Elevated circulating lipoprotein(a) levels are associated with an increased risk of cardiovascular events. We reported that early initiation of evolocumab, a proprotein convertase subtilisin/kexin type 9 inhibitor, in addition to a statin substantially reduced the lipoprotein(a) levels in patients with acute myocardial infarction (AMI) after primary percutaneous coronary intervention (PCI). This sub-analysis sought to investigate the effect of evolocumab on lipoprotein(a) based on baseline lipoprotein(a) levels and characteristics. This study was a prespecified analysis of a randomized controlled trial that enrolled 102 patients who underwent primary PCI for AMI. Patients received pitavastatin (2 mg/day) alone or pitavastatin and evolocumab 140 mg subcutaneously within 24 h and 2 weeks after the index PCI. The evolocumab group showed significantly suppressed lipoprotein(a) levels in patients with baseline lipoprotein(a) levels of ≤10 mg/dL, 10 < lipoprotein(a) ≤ 20 mg/dL, and >20 mg/dL compared with the control group, as well as similar reductions in lipoprotein(a) levels in all patient subgroups. Among these subgroups, evolocumab tended to show more favorable effects in patients with diabetes mellitus. In AMI patients, early initiation of evolocumab therapy within 24 h of primary PCI suppressed the increase in lipoprotein(a) levels within 4 weeks, regardless of baseline levels and characteristics.
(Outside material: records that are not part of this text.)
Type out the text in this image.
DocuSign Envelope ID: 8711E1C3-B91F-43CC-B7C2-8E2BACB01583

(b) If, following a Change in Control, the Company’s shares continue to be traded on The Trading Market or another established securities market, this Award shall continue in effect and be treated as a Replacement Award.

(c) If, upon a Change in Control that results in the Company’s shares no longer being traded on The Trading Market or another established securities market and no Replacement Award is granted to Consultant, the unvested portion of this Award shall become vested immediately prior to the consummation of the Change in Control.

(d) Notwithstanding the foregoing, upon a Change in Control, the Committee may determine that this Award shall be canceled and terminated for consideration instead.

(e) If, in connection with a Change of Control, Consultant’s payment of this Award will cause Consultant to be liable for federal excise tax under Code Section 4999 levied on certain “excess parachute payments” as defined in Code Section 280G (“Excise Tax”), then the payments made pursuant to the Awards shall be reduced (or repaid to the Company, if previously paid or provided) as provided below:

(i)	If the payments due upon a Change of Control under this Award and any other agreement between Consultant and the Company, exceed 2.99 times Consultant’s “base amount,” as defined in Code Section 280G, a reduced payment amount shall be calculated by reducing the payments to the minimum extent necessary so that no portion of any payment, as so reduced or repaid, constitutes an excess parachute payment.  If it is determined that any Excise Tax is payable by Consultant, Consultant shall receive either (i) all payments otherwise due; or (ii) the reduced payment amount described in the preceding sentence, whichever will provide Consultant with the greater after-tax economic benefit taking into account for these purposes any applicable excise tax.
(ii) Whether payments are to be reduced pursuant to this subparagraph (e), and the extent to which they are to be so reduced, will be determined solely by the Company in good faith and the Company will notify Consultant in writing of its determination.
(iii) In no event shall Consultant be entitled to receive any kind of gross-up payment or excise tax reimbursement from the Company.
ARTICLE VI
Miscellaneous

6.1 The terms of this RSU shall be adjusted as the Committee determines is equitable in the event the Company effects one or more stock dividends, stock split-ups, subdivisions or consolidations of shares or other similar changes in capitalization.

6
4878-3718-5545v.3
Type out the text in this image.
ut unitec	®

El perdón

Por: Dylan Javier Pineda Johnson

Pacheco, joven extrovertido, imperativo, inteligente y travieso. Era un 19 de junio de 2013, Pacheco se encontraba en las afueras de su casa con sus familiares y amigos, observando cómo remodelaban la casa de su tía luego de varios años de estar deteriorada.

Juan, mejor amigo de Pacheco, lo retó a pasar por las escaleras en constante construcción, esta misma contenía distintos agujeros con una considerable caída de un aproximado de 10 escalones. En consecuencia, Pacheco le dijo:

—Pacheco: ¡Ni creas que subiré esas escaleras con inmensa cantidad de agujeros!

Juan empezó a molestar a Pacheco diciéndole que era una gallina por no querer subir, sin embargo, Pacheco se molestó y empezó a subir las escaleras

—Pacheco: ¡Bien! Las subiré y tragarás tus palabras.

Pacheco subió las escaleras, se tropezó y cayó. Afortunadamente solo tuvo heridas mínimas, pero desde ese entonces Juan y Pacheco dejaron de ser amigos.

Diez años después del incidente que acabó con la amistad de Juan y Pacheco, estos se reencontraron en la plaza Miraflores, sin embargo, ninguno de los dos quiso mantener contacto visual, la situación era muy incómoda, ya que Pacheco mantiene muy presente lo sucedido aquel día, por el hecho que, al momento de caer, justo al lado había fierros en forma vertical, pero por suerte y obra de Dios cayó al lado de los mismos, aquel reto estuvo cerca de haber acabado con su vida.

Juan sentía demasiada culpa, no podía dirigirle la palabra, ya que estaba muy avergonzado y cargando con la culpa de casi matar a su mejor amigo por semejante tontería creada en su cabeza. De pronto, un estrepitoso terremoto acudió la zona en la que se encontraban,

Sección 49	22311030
循环脂蛋白(a)水平升高与心血管事件风险增加相关。我们报告称,在接受直接经皮冠状动脉介入治疗(PCI)的急性心肌梗死(AMI)患者中,除他汀类药物外,早期启动前蛋白转化酶枯草溶菌素/kexin 9型抑制剂依洛尤单抗可显著降低脂蛋白(a)水平。这项亚分析旨在根据基线脂蛋白(a)水平和特征研究依洛尤单抗对脂蛋白(a)的影响。本研究是一项对随机对照试验的预先指定分析,该试验纳入了102例因AMI接受直接PCI的患者。患者在PCI术后24小时内和2周内接受单独匹伐他汀(2mg/天)或匹伐他汀加皮下注射依洛尤单抗140mg治疗。与对照组相比,依洛尤单抗组在基线脂蛋白(a)水平≤10mg/dL、10<脂蛋白(a)≤20mg/dL和>20mg/dL的患者中脂蛋白(a)水平显著降低,且所有患者亚组的脂蛋白(a)水平均有类似程度的降低。在这些亚组中,依洛尤单抗在糖尿病患者中往往显示出更有利的效果。在AMI患者中,在直接PCI后24小时内早期启动依洛尤单抗治疗可抑制4周内脂蛋白(a)水平的升高,无论基线水平和特征如何。